The Metro College Success Program office, located on the third floor of the Health and Social Sciences building, is often buzzing with activity. A student is working with Danny Paz Gabriner, a student services coordinator, on class options for her schedule while students Rachel Lee and Whim Huynh hang out and eat lunch.
The office walls are covered with photos of students from many backgrounds — Asian, Black, Latinx and more, learning together, and flyers for services such as advising, mixers and more. This program is available to students who need additional support to help them through their college experience.
In 2007, Mary Beth Love, the executive director of Metro, recognized that underrepresented students were graduating at an increasingly lower rate. To help reverse this, she co-launched the Metro College Success Program at SF State. The mission was to improve equity and academic success through supportive and socially responsive education programs.
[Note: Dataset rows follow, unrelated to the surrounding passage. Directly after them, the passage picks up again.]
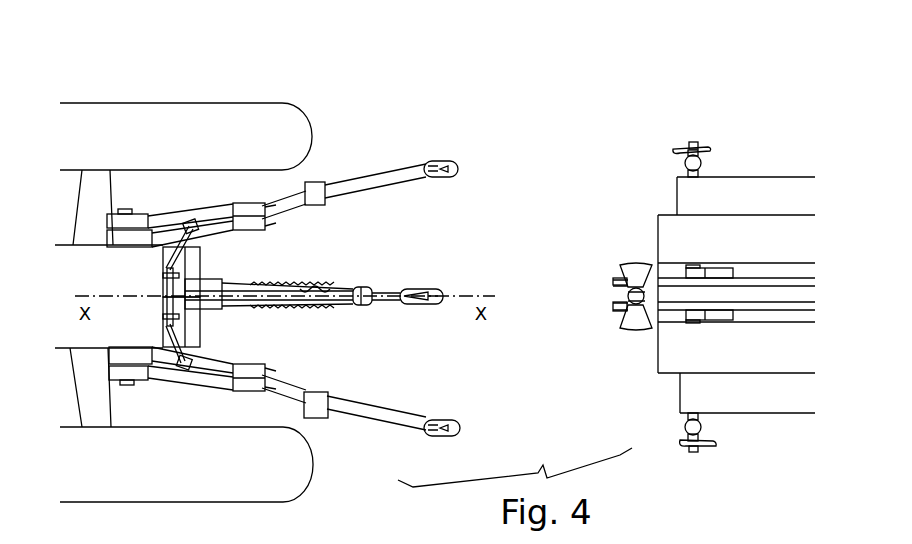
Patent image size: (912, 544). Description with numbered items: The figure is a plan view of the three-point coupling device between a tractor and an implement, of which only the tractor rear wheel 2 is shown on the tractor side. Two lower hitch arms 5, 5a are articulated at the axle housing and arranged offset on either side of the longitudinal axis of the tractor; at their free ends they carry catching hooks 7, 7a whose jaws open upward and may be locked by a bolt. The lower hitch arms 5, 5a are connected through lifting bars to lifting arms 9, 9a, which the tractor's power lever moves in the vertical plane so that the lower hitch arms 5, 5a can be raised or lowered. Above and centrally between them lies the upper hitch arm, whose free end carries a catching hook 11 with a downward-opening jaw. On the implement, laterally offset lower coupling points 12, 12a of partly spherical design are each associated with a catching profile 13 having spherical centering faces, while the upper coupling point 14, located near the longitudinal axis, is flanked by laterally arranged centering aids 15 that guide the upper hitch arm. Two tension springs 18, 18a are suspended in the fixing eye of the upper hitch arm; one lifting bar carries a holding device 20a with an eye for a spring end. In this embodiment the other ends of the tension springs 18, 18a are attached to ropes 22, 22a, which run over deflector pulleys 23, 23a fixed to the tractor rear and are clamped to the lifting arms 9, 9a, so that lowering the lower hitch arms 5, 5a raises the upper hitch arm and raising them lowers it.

The rear wheel 2 is at (285, 104).
The lower hitch arm 5 is at (381, 177).
The lower hitch arm 5a is at (376, 427).
The catching hook 7 is at (447, 160).
The catching hook 7a is at (447, 436).
The lifting arm 9 is at (192, 224).
The lifting arm 9a is at (197, 371).
The catching hook 11 is at (437, 288).
The lower coupling point 12 is at (680, 164).
The lower coupling point 12a is at (686, 427).
The catching profile 13 is at (712, 150).
The upper coupling point 14 is at (627, 297).
The centering aid 15 is at (636, 268).
The tension spring 18 is at (283, 287).
The tension spring 18a is at (300, 307).
The holding device 20a is at (288, 389).
The rope 22 is at (162, 253).
The rope 22a is at (168, 340).
The deflector pulley 23 is at (178, 273).
The deflector pulley 23a is at (178, 315).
The Metro Success Program aligns with a California State University system-wide mandate to set high-achieving goals to raise graduation rates. According to the Public Policy Institute of California, the state will be about 1.1 million college graduates short of meeting the demand for skilled workers with a bachelor’s degree by 2030. SF State is the only CSU offering a program like Metro to students.
Minority groups typically graduate 10% less than the students across SF State according to CSU Academic and Student Affairs. Metro attempts to close this gap by creating a community where students are joined by their peers across each of the colleges. With a focus on ethnic studies, they are paired together as a cohort that joins in classes for two years.
And it is working — students in this program graduate at a rate of 9% higher than students across the university, according to Love. The numbers have consistently gone up over the last two years, according to the Metro program’s website.
Members of the Metro program gained a better understanding of their higher education future, like former Metro member Gerson Ascencio.
“I was already scared of going to college,” said Ascencio. “I was gonna be the first in my family to ever go […] so […] being part of a community that could support me and also have mentors that could guide me along the way was something that I needed.”
According to the program’s website, 99% of Metro students are from low-income communities.
“As they started to kind of dig into the data a little bit… [we saw that] we’re losing almost half of our students of color,” said Savita Kumari Malik, Metro’s director of curriculum. “By the time they get to their junior year, they’re dropping out.”
To target students, the Metro team built a recruiting strategy where faculty go to lower-income schools around the Bay Area and teach students about what the program has to offer.
“There were quite a number of people looking for programs over at SF State to help us out,” said Huynh, who also received a visit from Metro during high school. “I was pointed to the Metro program. I was attracted to the smaller classrooms.”
Today, there are 1,030 students in the 2023 cohort, which is about 32% of full-time freshman students. 47% of SF State’s minority students are enrolled in Metro, according to the department.
The Metro program helped students like Lee find the resources they needed such as guidance on class schedules, tutoring for schoolwork and more.
“I didn’t do very well academically in high school. I thought it was really important to get into a program that talks about supporting students and having a bunch of resources,” said Lee. “So I felt like I had to join.”